The Closest I've Come to Dying | Teen Ink

The Closest I've Come to Dying

November 11, 2015
By Nikolai1 BRONZE, Clarkston, Michigan
Nikolai1 BRONZE, Clarkston, Michigan
1 article 0 photos 0 comments

I try not to put myself in a position where I have the potential of dying. But I guess death always has a way of creeping its way into everybody's life, like an annoying song, no matter what station your radio is on you will hear this annoying overplayed song that you already heard a million times today. I assume that people underestimate the word death. In our society today, people make jokes about death, video games about how death isn’t a plausible thing, and movies that are the pushing the envelope of death. What I’m saying is that death is everything in your life coming to an end. After I realized that two feet was the difference of me being alive or dead I’ve been using every second of my life like it’s my last.

I was playing in a hockey tournament and I was twelve years old. We had just won our first game. Going into the corner this time I felt confident. This kid can’t possibly hit me because I’m not facing him. My only focus is the puck and what I was going to do once I had it. The sound of the fiberglass sticks slashing each other and the ref screaming


“MOVE IT, MOVE IT!” What seems like a minute of battling ended abruptly, the kid hadn’t stopped and proceeded to hit me like an angry bull scanning for his next victim. I was out cold and I was left in my thoughts. Only one thought had stood out to me. “Am I dead? Is this what it's like to die. Just be lost here in my thoughts”.


“Is he getting up?”
“Nikolai can you see me?”


“Can you hear me?” None of these questions were helping the fact that I can hardly think without my head exploding. I could feel the arctic breeze from the ice cooling my hand. I have to be lucky to be feeling anything at all right now. I started to make some details out of who was standing around me. The ref, my coach and some kids that I think they were on the ice with me.


“Nikolai, what is the date?” My coach was looking at me with concern. Why would you ask me the date? So I just gave him a blank stare.
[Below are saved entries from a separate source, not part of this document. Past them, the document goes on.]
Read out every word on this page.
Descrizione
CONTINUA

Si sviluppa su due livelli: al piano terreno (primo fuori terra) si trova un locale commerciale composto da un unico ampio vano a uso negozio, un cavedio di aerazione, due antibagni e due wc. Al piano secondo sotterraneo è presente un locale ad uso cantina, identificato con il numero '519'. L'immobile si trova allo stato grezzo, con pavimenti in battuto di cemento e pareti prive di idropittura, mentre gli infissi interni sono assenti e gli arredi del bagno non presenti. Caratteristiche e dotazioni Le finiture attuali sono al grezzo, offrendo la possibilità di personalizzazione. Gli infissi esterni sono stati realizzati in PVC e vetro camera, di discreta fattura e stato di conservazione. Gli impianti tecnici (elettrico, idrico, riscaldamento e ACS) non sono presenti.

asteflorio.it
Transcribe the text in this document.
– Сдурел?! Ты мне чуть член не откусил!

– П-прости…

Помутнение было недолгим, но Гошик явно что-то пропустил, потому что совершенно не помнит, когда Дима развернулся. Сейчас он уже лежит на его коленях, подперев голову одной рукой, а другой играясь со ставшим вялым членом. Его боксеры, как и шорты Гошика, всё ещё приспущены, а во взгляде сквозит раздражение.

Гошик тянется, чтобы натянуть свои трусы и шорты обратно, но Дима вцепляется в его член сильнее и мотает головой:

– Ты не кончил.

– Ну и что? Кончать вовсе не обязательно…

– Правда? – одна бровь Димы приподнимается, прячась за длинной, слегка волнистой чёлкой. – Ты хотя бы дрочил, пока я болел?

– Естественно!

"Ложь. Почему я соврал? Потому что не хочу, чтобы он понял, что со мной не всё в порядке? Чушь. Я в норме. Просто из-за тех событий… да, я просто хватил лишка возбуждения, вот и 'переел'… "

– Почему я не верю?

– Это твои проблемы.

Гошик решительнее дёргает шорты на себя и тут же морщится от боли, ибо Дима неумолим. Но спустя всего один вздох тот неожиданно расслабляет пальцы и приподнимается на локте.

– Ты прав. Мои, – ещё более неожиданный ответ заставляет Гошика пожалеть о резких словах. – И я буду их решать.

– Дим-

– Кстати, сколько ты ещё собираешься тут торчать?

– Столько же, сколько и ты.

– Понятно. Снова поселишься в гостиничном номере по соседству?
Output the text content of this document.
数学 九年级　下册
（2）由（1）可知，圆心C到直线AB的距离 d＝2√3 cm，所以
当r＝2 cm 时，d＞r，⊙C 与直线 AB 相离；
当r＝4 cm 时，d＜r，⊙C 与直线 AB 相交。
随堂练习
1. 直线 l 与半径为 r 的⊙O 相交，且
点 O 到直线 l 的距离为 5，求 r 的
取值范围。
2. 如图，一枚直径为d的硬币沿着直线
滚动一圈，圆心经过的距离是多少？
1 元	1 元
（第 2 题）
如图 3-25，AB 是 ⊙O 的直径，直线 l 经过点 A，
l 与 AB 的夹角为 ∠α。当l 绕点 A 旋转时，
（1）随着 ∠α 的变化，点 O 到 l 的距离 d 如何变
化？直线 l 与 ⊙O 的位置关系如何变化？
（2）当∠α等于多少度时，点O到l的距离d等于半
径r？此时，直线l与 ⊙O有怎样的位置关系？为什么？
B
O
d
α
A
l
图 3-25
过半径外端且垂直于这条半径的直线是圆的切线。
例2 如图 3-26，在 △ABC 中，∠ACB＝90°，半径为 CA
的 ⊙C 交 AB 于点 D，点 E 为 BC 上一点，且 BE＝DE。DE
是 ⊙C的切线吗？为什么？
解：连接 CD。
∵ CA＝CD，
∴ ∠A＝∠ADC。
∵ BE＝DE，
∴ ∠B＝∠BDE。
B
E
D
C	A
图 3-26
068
“Wednesday?” Apparently it was Saturday in the middle of March. I had to get undressed in front of both of my parents but I didn’t care my head was in so much pain. In the car worrying about every bump because it hurt each time we had hit one. We pulled up to this Beaumont hospital. My dad got me a wheelchair and wheeled me in. Tired as I was from the game, I just wanted to nap. I don’t know why they wouldn’t let me. I had to stay awake. I had been hit from behind and went head first into the boards. The nurse had gone and got a gurney,


“There is no more rooms left, but this should be fine.” I saw people being rushed through the hospital like they could die if they don’t attend to them right away. I left in a neck brace and a severe concussion. The doctor told my dad that if I had been two more feet from the boards, I could have been dead or paralyzed. Death had creeped up on my life, but like every annoying overplayed song, they eventually fade away.
Right as I was leaving the hospital, it hit me that I almost died. Everything could have been over. I’ve realized that I should start living life to the fullest. Since then, I have been doing whatever I can in my life. I have been going to every concert that I can go to, playing hockey but with more caution and awareness of the game, spending a lot of time with the people that I care about the most.